The problem with a country like Pakistan where it is customary to regurgitate the half-baked facts handed down by the media rather than engage in genuine research, is that even good ideas are lost in the thickets of political cynicism and obscurantism. The discussion that followed the inauguration of the langar scheme is a case in point. While many just scoffed at the idea, others offered a fascinating mix of arguments ranging from Islam to capitalism. Then there were those who thought that a langar scheme was a cop-out for a government that was unable to control an economic downturn. Some arguments deserve an answer and I will attempt to offer some. But first, let us look at the objective picture.
Ending hunger is a UN-mandated Sustainable Development Goal (SDG). You can grasp its importance from the fact that on the SDG list of priorities, “zero hunger” is Goal 2. It aims at “ending hunger and ensuring access by all people, the poor and the vulnerable to safe, nutritious and sufficient food”. To function, every human body needs a minimum amount of nutrition which is not always handy. Lack of nutrition can waylay a body of the necessary energy to operate, in extreme cases prove fatal, and in children result in stunted growth. In Pakistan, all these are well-known evils. But perhaps the full scale of the problem is not that widely known.
Two years ago this paper reported that according to the International Food Policy Research Institute’s Global Hunger Index, out of 119 countries Pakistan stood at 106. The index uses four indicators namely the proportion of the malnourished population, the frequency of child mortality, the stuntedness of children and the height to weight ratios of children. According to EIU’s 2018 Global Food Security Index, out of 113 countries Pakistan held the 76th position with a score of 44.6. According to the World Food Programme, a whopping 43% of the country’s total population faces food insecurity and 18% lacks access to food. Just think. What you think is a wrong priority for the government is critical to people’s survival.
One common argument is that langars are commonplace at Sufi shrines and the needy can eat there to their heart’s content. That is true but neither such shrines are available in every vicinity nor all of them offer langar. Pakistan is a considerably charitable nation but individual acts of charity cannot substitute an organised scheme where food delivery is ensured three times a day, every day. Quality assurance is another critical component of this programme which individual cases often lack. A big philanthropic organisation working with the government and using available data can offer better targeted interventions of this kind. During this discussion I also came across people who maintained that as per the Islamic traditions, we are under obligation to help people earn a living rather than offering food. Nothing could be farther from the truth. While we already know how two types of charity in Islam (Zakat and Sadaqa) work, between the 14th and 19th century the Ottoman Empire developed an exhaustive network of langars which were often called imaret, aqhane, daru’l-it’am, or daru’z-ziyafe. The Indian Sub-continent is no stranger to the concept either. Why would Islam object to a state ensuring that its citizens don’t die of hunger?
As for linking this with the overall economic picture of the country, you will notice I am no apologist for the current, harsh times. I had maintained from the very start that Pakistan would have to go to IMF for a bailout and the decision consumed too much time and was taken after a lot of haemorrhaging of the economy. Even then as someone who has, against the cultural zeitgeist, put his faith in the IMF’s recipe, I like to believe that the harsh times will be over soon and Pakistan will emerge as a role model for successful reforms and inclusive economic growth. The IMF also needs this win as much as Pakistan does. Still, the high-interest rate troubles me. It might be useful in curtailing inflation but at a terrible cost. The middle class is under stress and threatens to shrink rapidly.

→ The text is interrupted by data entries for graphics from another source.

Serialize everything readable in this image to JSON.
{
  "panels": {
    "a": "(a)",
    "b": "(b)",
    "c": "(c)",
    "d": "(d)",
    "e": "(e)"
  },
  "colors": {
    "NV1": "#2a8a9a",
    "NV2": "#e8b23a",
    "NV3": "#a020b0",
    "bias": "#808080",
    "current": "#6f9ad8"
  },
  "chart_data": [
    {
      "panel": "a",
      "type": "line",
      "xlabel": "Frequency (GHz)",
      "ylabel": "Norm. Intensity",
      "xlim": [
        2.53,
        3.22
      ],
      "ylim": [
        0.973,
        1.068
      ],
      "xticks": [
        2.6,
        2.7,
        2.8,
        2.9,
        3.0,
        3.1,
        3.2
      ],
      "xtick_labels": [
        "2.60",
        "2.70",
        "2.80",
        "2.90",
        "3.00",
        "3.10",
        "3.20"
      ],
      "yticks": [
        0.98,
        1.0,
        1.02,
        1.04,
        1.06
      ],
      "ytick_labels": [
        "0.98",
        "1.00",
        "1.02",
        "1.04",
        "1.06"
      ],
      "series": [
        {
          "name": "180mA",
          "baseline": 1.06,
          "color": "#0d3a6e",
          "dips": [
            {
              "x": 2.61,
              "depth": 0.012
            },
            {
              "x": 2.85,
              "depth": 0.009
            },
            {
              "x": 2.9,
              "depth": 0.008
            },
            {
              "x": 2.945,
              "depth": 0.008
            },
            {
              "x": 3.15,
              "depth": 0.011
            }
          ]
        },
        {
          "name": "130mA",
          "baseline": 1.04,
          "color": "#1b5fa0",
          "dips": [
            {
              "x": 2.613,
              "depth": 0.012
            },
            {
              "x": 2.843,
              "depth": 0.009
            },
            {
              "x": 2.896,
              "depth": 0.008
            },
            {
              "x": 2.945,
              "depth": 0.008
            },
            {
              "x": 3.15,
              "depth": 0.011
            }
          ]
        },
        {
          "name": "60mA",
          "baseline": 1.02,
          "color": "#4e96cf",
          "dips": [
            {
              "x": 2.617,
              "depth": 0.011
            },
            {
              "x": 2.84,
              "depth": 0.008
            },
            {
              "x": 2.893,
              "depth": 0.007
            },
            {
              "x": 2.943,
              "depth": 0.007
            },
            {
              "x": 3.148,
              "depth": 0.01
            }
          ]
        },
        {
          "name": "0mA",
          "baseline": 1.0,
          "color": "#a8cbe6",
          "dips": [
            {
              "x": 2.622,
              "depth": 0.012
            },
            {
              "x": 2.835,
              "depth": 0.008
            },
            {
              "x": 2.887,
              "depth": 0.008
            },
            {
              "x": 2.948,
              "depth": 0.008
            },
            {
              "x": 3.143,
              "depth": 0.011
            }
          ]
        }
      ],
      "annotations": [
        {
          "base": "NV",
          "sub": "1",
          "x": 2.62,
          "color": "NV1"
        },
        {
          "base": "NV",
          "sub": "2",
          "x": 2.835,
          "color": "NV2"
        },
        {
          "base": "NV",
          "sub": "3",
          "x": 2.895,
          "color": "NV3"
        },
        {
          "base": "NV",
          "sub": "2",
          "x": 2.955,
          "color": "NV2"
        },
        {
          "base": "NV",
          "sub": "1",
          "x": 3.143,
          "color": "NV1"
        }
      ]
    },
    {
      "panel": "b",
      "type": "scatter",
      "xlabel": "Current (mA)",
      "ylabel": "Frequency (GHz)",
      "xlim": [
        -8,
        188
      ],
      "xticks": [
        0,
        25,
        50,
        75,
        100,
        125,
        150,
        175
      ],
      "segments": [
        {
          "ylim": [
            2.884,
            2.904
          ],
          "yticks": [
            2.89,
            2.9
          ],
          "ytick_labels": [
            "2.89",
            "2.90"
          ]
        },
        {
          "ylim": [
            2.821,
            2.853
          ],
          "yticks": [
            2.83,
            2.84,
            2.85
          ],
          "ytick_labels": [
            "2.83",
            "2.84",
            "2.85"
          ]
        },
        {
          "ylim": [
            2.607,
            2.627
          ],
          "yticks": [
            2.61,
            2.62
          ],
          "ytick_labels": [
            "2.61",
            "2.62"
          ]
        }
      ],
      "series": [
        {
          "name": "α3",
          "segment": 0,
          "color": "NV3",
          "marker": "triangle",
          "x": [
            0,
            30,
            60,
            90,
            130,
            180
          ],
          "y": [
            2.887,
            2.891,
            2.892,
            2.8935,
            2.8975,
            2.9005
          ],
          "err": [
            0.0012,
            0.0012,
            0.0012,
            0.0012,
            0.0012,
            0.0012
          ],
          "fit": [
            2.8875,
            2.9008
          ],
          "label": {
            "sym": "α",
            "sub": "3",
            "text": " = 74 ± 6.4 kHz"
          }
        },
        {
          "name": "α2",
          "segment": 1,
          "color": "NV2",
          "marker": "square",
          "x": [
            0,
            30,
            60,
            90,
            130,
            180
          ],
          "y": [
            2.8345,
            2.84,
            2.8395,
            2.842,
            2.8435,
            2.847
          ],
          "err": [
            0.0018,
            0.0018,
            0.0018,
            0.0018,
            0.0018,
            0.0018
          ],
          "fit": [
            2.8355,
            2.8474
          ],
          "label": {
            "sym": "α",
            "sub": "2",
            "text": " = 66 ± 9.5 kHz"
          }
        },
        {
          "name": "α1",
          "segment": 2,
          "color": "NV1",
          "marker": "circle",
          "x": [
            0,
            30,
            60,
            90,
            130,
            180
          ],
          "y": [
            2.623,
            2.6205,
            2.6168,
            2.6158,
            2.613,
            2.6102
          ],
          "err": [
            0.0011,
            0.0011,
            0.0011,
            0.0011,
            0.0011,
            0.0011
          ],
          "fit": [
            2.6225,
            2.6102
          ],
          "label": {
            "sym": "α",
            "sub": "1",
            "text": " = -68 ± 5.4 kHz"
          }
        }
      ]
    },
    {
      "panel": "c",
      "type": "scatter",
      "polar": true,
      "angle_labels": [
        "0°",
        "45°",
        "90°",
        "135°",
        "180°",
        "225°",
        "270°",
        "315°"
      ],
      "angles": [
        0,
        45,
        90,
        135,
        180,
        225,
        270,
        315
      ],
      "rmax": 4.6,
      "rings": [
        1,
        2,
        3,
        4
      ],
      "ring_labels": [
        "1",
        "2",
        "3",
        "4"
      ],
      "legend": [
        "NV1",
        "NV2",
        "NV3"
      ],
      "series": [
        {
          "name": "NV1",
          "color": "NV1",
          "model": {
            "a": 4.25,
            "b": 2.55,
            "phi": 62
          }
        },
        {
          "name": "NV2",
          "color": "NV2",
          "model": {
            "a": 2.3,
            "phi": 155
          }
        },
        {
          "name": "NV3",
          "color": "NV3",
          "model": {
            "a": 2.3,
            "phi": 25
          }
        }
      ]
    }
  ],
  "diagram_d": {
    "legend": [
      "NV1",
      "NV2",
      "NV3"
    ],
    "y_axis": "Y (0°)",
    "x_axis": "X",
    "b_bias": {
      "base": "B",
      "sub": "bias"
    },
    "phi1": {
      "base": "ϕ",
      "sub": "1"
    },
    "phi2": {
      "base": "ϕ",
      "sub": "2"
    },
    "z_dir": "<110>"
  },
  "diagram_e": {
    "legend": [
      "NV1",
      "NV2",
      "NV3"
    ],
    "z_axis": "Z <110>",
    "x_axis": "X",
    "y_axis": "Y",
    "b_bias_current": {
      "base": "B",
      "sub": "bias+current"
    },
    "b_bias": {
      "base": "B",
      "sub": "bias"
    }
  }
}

Finally, I do enjoy the argument that a public intervention like the langar scheme is antithetical to the spirit of free-market capitalism. It is enjoyable because the proponents of this thought are devoid of insight into what is happening elsewhere. Ideas are neither stationary nor dead. They grow and mutate. It was plain after the 2008 economic crash that corporate greed and the sense of entitlement is a bottleneck in the way of trickling down of wealth. After some soul searching, a thought pattern is emerging among capitalists where targeted interventions and baseline safety nets are considered just what the doctor ordered. That is why you will never find me arguing against the Benazir Income Support Programme. Social security is not a socialist idea but a capitalist society’s insurance policy against a potential revolt of lower classes or — to put it in Marxist terms — a clash of the bourgeoisie and the proletariat. In view of the growing job displacement owing to automation and in Thomas Piketty’s words, the rich get richer and poor poorer. Still, ideas like universal basic income are becoming part of the mainstream capitalist lexicon. As for food in a recent paper titled “Food Waste Reduction and Food Poverty Alleviation: A System Dynamics Conceptual Model”, Francesca Galli and others argue that only hybrid systems, “situating at the intersection of territorial food, public welfare and third sector voluntary systems” can offer a solution.
If you still don’t think that langars are a good idea then probably you have neither ever endured hunger nor come across chronic or acute hunger. Please do some research and begin by looking up instances of group family suicides and children being sold on the streets.
Published in The Express Tribune, October 12th, 2019.